Brands are offering many POS solutions to support sales. Triple 8 has developed a branded tree display for twenty helmets. It is also providing a gondola display for helmets and pads for selected retailers. Koroyd has a new piece that can be used as a tabletop display or on a slat wall system. It will also include, for the first time, an integrated Koroyd part to communicate how the technology works. Oakley offers a complete shop-in-shop system that includes goggles, helmets and apparel, to showcase the brand. It will also have special solutions for presenting goggles and helmets on the shelf or counter. POC has helmet stands with assorted imagery options to tailor it to each particular helmet. Spy+ bases the POS programme on athlete collaborations. It will also add a new artist collaboration with San Diego artist Damasso Sanchez. Roxy and Quiksilver developed a new display that showcases goggles and helmets either combined or individually but had to postpone it due to the pandemic. Instead, they are focusing their efforts on providing education about technology and features. Their e-learning module for internal use and clinics help clients present their ranges at the beginning of the season. Education is a great form of support for such a technical product.
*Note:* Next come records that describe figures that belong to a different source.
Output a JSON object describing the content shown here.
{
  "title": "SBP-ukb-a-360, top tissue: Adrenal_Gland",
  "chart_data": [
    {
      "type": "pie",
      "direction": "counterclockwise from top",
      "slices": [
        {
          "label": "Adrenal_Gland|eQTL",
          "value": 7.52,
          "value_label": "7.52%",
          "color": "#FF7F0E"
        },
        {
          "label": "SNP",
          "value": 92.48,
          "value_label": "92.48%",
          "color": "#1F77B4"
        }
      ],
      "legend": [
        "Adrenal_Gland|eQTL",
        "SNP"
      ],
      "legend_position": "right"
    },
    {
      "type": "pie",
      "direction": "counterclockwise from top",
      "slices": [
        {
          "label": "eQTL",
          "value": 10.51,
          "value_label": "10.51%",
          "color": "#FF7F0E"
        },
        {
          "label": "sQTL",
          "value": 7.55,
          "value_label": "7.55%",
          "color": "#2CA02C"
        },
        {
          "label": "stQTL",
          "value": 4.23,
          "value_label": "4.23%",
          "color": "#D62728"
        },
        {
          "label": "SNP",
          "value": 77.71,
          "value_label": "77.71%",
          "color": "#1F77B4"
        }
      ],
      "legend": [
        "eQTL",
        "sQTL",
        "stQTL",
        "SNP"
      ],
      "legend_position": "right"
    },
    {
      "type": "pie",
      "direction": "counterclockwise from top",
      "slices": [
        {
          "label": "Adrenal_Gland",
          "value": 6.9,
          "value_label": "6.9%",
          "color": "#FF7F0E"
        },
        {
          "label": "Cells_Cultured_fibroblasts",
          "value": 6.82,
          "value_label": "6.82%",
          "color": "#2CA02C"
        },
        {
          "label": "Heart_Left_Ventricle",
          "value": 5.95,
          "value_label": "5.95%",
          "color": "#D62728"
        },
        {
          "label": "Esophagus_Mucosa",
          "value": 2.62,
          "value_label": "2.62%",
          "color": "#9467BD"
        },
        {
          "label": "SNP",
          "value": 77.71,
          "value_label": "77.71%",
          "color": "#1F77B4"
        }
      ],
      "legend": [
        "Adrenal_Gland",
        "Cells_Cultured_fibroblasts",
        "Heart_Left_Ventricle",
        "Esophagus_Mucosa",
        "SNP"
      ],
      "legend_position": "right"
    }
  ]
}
Head is producing high quality videos with features, technology and fit to present the helmets to potential customers. Rossignol will be distributing posters explaining the IMPACTS technology.

Helmet use is so widely accepted in every age group and riding style that sales of this segment are expected to have a steady increase. With brands offering the right technology and retailers presenting it clearly to the customers, helmets should not stay on the shelves for long.